Les années suivantes défilent comme un mauvais rêve. Le foyer d’accueil sent la soupe tiède et la lessive bon marché. Les éducateurs changent tout le temps. Les autres enfants sont comme moi : cabossés, méfiants, parfois violents. Je m’appelle Baptiste, mais ici, on m’appelle « le muet » parce que je parle peu. À quoi bon raconter sa vie quand personne ne veut vraiment l’entendre ?
Un jour, on me dit que j’irai vivre chez une famille d’accueil. Les Lefèvre habitent dans une petite maison à Villeurbanne. Au début, je crois à une nouvelle chance. Madame Lefèvre me sourit beaucoup, mais son mari me regarde comme un meuble de plus dans le salon. Leur fils, Julien, a mon âge. Il me jauge du regard, puis décide que je suis son souffre-douleur. À l’école primaire Anatole France, il raconte à tout le monde que je suis « le bâtard trouvé dans une poubelle ». Les autres rient. Je serre les poings. Je voudrais disparaître.
Un soir d’hiver, alors que la neige tombe sur les toits de la ville, j’entends une dispute dans la cuisine.
— On ne peut pas continuer comme ça ! s’exclame Monsieur Lefèvre.
— Il a besoin de temps… répond sa femme.
— Ce n’est pas notre fils ! Il n’est pas comme nous.
Je retiens mon souffle derrière la porte. Je comprends que je ne serai jamais vraiment chez moi ici non plus.

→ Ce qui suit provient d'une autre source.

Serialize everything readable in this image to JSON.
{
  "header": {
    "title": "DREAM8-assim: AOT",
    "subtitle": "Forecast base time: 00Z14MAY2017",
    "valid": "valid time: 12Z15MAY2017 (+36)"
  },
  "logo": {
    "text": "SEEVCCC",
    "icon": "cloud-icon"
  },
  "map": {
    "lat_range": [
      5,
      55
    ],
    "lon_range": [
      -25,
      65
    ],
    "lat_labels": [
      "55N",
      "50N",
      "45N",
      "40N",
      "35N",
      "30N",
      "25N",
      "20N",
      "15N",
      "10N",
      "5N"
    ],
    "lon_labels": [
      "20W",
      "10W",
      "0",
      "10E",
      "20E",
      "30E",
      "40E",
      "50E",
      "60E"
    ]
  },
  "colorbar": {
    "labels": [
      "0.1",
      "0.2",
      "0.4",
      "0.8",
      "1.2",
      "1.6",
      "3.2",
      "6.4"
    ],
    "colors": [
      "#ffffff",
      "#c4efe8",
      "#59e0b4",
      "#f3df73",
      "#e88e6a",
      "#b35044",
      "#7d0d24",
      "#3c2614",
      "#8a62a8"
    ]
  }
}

Les années passent. Je grandis avec cette sensation d’être un intrus partout où je vais. À l’adolescence, je deviens invisible. Je traîne dans les rues du centre-ville après les cours, je regarde les familles heureuses à travers les vitrines des cafés. Parfois, je m’arrête devant la cathédrale Saint-Jean et je prie pour qu’un jour quelqu’un vienne me chercher.
À dix-sept ans, je découvre par hasard mon dossier social dans le bureau d’une éducatrice distraite. Je lis le nom de ma mère biologique : Claire Dubois. Une adresse à Vaulx-en-Velin, une date de naissance. Mon cœur bat la chamade. Je décide de partir à sa recherche.
Je frappe à la porte d’un immeuble gris. Une femme ouvre, les cheveux tirés en arrière, le regard fatigué.
— Oui ?
— Bonjour… Je… Je m’appelle Baptiste. Je crois que vous êtes ma mère.
Elle pâlit. Un silence lourd s’installe.
— Tu ne devrais pas être là.
Elle referme la porte doucement, sans un mot de plus.
Je reste planté là, glacé par le vent et par son indifférence. J’ai cru que retrouver mes racines me donnerait des réponses, mais je me sens plus perdu que jamais.
Après le bac, je pars à Paris pour mes études. J’essaie de tout recommencer à zéro. Mais même là-bas, l’ombre de mon passé me poursuit. J’ai du mal à faire confiance aux autres, à croire qu’on puisse m’aimer sans condition.
Un soir, lors d’un dîner entre amis, la conversation dérive sur la famille.
— Tu ne parles jamais de tes parents, Baptiste…
Je souris tristement.
— Parce que je n’en ai pas vraiment.
Le silence s’installe autour de la table. Quelqu’un change de sujet. Je me sens encore une fois à part.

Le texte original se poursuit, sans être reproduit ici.